Les questions économiques ont largement dominé la campagne, reléguant au second plan les pourparlers de réunification, au point mort après l'échec des négociations sous l'égide de l'ONU en 2017.

Après des décennies de division, la lassitude a gagné du terrain et le président élu devra relever un défi de taille pour convaincre les sceptiques, de plus en plus nombreux, en cas de reprise des pourparlers.

A la sortie des bureaux de vote à Nicosie, beaucoup d'électeurs affichaient leur résignation, ont constaté des journalistes de l'AFP.

"Certains Chypriotes sont lassés des politiciens. Cela fait maintenant 44 ans (que l'île est divisée), que les habitants entendent chaque jour la même chose. Leurs espoirs sont déçus", a déploré Andreas Sevastides, retraité de 68 ans.

Fonctionnaire à la retraite, George Georgallides dit avoir voté pour le candidat Papadopoulos, reprochant au président sortant d'avoir "tout accepté" lors des négociations.

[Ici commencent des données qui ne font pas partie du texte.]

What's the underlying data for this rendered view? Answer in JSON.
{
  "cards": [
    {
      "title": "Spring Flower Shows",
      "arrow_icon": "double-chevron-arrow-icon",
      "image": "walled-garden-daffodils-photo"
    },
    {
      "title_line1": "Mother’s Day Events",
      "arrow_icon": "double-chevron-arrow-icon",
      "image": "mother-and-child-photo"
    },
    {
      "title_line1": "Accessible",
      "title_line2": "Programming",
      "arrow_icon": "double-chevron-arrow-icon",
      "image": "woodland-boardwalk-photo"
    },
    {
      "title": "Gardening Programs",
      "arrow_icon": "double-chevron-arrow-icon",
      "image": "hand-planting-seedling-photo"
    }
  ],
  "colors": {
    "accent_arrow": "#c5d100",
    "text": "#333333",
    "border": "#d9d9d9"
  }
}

"Si nous relançons les pourparlers, alors il faudra recommencer à nouveau depuis le début", a-t-il ajouté.

Cette présidentielle voit par ailleurs la présence inédite d'un candidat du parti d'extrême droite Elam, qui a remporté deux sièges au Parlement en 2016.

Après une grave crise en 2013, l'économie a quant à elle connu un redressement rapide, aidée par le boom du secteur touristique qui a connu en 2017 un record historique.

Malgré tout, "la reprise reste relative", affirme à l'AFP l'économiste Fiona Mullen, directrice du cabinet de consultants Sapienta Economics. Si l'économie croît rapidement, elle est toujours en deçà de son niveau de 2012, rappelle-t-elle.

Le taux de chômage s'élevait ainsi à 11% fin 2017, soit le troisième plus important de l'UE, et à 25% chez les jeunes, selon Eurostat.